Konstruktivis melihat belajar sebagai proses
aktif pelajar mengkonstruksi arti baik dalam bentuk teks, dialog, pengalaman
fisis, ataupun bentuk lainnya. Von Glasersfeld menyatakan bahwa dalam
perspektif konstruktivis, belajar bukan suatu perwujudan hubungan
stimulus-respons.Belajar memerlukan pengaturan diridan pembentukan struktur
konseptual melalui refleksi dan abstraksi.7 Fosnot menambahkan, tujuan belajar
lebih difokuskan pada pengembangan konsep dan pemahaman yang mendalam daripada
sekedar pembentukan perilaku atau keterampilan.
9. Technological
Approach
Teknologi informasi dan komunikasi (TIK) berkembang sangat pesat
dan dahsyat saat ini.Segala bentuk teknologi yang diterapkan untuk memproses
dan mengirimkan informasi dalam bentuk elektronik, perangkat lunak pemroses
transaksi, perangkat lunak lembar kerja (worksheet), dan peralatan
komunikasi dan jaringan merupakan sebagian contoh teknologi ini.TIK dapat
diintegrasikan atau diterapkan dalam berbagai bidang, misalnya pendidikan,
pertahanan, kesehatan, perdagangan, dan lain sebagainya.

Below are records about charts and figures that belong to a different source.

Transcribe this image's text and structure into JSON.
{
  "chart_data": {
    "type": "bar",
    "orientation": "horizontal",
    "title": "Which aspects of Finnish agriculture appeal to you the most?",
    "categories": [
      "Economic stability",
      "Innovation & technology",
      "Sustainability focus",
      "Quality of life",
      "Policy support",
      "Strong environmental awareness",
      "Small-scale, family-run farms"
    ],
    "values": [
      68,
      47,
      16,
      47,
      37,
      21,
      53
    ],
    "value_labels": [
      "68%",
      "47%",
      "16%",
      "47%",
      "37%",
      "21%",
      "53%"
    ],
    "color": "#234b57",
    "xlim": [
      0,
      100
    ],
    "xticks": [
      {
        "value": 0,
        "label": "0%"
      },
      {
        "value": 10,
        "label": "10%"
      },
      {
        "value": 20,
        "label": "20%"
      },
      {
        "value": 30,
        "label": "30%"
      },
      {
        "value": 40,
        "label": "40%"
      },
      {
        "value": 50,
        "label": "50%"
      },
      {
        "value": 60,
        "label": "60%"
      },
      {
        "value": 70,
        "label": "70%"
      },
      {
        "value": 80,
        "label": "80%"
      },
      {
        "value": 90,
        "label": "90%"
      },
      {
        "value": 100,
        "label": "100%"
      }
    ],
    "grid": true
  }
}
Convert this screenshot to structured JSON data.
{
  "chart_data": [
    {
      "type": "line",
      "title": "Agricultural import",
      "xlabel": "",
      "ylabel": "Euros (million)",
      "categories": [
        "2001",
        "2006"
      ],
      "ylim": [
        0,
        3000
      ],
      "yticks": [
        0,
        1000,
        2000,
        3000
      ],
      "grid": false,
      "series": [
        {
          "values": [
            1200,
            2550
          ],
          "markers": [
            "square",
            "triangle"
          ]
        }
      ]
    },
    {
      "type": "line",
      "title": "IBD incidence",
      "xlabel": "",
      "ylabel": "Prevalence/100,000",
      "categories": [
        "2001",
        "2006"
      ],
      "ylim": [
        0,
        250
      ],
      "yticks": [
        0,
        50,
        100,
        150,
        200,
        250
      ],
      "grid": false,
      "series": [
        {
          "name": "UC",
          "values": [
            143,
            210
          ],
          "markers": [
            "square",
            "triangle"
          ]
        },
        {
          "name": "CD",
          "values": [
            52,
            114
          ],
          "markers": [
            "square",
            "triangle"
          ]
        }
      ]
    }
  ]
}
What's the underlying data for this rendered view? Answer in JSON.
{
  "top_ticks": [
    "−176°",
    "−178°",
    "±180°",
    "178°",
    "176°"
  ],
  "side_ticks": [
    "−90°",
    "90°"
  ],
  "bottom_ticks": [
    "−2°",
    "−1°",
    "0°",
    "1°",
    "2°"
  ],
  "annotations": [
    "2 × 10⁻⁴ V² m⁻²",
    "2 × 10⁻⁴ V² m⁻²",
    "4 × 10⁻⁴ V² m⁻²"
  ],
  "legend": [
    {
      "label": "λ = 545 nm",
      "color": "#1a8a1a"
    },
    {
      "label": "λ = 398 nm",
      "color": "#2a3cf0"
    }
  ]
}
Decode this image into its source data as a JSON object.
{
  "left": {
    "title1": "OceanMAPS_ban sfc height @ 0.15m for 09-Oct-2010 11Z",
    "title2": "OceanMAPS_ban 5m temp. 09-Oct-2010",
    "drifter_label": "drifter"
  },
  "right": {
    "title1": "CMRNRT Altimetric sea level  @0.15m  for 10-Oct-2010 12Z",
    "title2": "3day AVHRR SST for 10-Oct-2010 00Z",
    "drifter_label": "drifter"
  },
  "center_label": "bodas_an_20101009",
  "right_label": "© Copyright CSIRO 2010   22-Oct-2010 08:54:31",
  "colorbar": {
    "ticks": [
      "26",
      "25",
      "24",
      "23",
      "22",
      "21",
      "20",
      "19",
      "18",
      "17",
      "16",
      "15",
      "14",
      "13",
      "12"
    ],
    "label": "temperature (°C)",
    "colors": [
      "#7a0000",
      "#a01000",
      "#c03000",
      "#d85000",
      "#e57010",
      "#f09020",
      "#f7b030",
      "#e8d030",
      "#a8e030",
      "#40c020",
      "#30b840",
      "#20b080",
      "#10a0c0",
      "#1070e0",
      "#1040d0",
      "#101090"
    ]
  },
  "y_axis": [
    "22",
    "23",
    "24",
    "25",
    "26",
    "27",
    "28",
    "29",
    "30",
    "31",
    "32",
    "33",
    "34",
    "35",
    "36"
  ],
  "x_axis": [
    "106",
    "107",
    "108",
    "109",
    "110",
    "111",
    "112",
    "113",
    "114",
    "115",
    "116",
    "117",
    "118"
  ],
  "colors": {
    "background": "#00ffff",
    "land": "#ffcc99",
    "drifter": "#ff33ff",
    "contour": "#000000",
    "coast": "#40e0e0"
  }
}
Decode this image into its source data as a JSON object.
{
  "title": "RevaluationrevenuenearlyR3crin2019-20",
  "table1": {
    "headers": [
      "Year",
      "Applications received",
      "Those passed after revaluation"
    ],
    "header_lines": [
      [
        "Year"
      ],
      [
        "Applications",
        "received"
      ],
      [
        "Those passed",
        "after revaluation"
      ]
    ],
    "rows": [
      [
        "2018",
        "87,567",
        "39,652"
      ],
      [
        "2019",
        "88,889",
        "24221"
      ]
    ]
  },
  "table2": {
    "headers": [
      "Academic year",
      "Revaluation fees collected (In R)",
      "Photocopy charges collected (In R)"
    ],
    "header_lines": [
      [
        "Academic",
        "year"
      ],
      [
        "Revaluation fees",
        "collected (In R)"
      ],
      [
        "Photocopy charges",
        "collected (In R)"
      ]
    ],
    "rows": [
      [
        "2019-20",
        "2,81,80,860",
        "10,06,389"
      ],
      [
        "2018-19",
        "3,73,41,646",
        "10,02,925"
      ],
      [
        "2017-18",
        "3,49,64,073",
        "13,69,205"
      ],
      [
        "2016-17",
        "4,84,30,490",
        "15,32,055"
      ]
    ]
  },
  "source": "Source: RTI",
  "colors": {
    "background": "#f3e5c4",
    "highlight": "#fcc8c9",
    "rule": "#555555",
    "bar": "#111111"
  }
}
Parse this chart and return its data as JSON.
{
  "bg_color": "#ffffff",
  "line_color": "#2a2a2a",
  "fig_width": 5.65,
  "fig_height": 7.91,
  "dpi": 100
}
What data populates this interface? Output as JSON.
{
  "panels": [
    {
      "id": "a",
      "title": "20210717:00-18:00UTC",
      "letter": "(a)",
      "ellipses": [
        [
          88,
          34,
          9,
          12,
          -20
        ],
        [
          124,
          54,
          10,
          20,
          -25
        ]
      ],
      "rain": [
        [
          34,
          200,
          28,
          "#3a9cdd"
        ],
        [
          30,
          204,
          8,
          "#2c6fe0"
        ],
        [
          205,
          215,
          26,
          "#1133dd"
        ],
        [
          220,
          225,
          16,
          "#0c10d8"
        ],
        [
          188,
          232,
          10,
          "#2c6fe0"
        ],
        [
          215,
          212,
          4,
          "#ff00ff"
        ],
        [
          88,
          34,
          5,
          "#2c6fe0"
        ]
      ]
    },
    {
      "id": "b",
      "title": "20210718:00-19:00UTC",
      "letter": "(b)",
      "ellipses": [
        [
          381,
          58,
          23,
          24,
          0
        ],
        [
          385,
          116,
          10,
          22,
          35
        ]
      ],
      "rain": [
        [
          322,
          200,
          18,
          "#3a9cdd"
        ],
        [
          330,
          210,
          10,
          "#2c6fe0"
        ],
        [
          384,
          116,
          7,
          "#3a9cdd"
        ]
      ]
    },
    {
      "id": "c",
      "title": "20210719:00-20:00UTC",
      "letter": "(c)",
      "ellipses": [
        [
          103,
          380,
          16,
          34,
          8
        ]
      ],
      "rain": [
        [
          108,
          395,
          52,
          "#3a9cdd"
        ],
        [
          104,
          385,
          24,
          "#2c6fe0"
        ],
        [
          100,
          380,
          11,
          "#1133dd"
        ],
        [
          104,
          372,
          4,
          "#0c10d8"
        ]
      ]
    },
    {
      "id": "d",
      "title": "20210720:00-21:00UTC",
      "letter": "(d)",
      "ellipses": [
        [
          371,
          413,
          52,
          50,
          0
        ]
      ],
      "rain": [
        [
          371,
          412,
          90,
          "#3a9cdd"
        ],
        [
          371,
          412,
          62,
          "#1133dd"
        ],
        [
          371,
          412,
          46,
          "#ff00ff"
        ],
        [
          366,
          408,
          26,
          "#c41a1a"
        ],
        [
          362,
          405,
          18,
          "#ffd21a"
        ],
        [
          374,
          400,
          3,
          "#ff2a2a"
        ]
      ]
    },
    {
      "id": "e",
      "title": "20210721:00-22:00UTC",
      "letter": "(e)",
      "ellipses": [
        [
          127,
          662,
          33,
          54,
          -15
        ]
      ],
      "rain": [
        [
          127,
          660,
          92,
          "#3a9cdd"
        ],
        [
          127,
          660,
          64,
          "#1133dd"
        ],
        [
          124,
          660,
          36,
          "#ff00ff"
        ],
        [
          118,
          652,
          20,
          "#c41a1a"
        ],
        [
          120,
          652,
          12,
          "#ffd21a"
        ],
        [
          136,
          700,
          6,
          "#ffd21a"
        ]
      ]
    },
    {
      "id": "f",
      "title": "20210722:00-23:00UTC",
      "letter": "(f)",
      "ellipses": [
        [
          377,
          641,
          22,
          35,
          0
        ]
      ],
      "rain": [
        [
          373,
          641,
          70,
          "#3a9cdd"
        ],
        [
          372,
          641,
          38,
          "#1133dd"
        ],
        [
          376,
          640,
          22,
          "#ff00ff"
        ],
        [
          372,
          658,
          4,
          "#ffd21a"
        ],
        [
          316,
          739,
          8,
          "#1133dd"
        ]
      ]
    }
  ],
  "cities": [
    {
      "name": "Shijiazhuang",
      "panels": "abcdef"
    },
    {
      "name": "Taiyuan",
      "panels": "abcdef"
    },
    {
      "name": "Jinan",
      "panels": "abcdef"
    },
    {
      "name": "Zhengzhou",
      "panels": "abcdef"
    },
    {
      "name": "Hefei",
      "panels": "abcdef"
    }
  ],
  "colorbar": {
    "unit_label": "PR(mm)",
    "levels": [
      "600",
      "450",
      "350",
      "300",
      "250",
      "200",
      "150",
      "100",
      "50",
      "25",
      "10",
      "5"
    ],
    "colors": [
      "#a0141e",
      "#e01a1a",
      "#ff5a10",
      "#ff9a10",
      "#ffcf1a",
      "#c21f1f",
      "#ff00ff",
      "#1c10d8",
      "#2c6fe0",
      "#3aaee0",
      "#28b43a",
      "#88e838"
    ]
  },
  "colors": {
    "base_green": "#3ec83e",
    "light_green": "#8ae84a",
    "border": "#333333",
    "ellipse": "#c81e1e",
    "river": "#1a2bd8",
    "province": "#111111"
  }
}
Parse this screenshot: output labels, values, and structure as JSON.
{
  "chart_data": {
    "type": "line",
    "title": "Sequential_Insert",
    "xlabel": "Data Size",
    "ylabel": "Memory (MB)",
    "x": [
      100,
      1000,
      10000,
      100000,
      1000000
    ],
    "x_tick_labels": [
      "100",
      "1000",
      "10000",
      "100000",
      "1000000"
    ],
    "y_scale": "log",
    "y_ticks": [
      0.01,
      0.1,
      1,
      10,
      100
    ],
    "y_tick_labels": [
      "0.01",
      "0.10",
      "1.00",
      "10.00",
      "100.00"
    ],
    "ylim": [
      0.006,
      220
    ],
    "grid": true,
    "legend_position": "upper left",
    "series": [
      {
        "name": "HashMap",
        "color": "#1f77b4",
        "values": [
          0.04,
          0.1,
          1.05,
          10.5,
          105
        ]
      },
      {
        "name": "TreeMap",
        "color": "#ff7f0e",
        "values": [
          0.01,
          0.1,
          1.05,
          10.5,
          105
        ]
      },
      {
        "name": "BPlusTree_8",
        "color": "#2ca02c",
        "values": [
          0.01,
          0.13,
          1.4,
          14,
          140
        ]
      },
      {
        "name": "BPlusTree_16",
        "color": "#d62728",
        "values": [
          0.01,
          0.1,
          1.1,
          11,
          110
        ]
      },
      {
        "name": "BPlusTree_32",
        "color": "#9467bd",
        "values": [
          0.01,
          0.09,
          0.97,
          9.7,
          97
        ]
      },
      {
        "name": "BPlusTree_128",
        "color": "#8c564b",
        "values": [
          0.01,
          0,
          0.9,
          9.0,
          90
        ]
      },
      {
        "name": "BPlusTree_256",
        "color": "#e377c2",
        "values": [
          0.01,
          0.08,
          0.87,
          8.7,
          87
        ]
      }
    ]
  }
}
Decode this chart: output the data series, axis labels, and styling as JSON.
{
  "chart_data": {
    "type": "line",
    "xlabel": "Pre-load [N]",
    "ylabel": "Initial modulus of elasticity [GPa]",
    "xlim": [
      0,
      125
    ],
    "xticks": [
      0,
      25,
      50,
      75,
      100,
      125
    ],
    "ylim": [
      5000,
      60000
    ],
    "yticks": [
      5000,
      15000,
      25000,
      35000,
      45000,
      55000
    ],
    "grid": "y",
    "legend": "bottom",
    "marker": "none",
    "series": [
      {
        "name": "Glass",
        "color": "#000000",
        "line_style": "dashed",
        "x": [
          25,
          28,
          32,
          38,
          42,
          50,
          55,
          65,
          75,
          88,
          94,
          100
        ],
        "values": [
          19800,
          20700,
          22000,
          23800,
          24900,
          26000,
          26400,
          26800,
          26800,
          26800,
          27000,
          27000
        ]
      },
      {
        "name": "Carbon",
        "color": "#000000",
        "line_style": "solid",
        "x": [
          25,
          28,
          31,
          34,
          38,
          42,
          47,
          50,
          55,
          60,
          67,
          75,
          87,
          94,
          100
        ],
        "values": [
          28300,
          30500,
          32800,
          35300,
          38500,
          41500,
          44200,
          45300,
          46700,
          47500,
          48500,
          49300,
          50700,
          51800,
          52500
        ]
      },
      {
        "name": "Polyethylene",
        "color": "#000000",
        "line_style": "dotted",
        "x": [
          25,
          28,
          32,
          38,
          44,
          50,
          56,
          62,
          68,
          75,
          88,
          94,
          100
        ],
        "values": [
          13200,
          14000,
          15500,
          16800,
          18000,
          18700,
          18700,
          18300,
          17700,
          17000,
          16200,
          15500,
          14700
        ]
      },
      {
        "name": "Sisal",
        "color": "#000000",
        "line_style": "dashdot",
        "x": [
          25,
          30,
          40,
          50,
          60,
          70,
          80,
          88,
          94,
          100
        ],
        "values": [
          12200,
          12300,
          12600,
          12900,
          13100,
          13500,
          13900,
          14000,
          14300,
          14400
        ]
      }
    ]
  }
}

Integrasi TIK dalam dunia pendidikan salah satunya yaitu integrasi
dalam proses pembelajaran di sekolah.Integrasi TIK dalam pembelajaran adalah
peluang sekaligus tantangan yang besar. Sederhananya, menurut Gaible dan Burns
(2005), integrasi teknologi mengacu pada penggunaan komputer dan internet untuk
mendukung proses pembelajaran. Pengintegrasian TIK digunakan dengan tujuan yang
terkait dengan pencapaian kompetensi tertentu dalam pembelajaran.TIK digunakan
sebagai alat pembelajaran dan pembelajaran berlangsung melalui penggunaannya
(Gaible & Burns, 2005).
Penggunaan TIK secara strategis dinilai akan mampu meningkatkan
proses dan hasil pembelajaran. Agar
proses itu berlangsung dengan efektif, teknologi tersebut perlu didukung dengan
pendekatan pedagogis yang inovatif, sehingga memungkinkan terwujudnya
kolaborasi, komunikasi, dan mobilitas dinamis dan bermakna (Webster &
Murphy, 2008). Penggunaan TIK yang tepat juga akan memacu kreativitas,
memperluas kebebasan, dan memungkinkan fleksibilitas bagi guru dan siswa,
tetapi, yang lebih penting lagi, juga merubah beberapa dimensi proses belajar
mengajar.
10. Social Formation Theory
Teori
yang pertama kali dikembangkan tentang teori ini adalah tahun 1920 yang dikenal
dengan teori aktivitas.Teori ini berbunyai bahwa ketika individu berinteraksi
dengan lingkungan mereka kemudian mereka menyibukkan diri dengan produksi dan
menggunakan alat-alat untuk mendapatkan hasil. Alat ini exteriorized bentuk
proses mental dan sebagai proses mental ini berubah menjadi alat, mereka
menjadi mudah diakses dan menular pada orang lain. Hasil akhirnya adalah bahwa
dasar interaksi sosial didukung oleh criteria eksternal.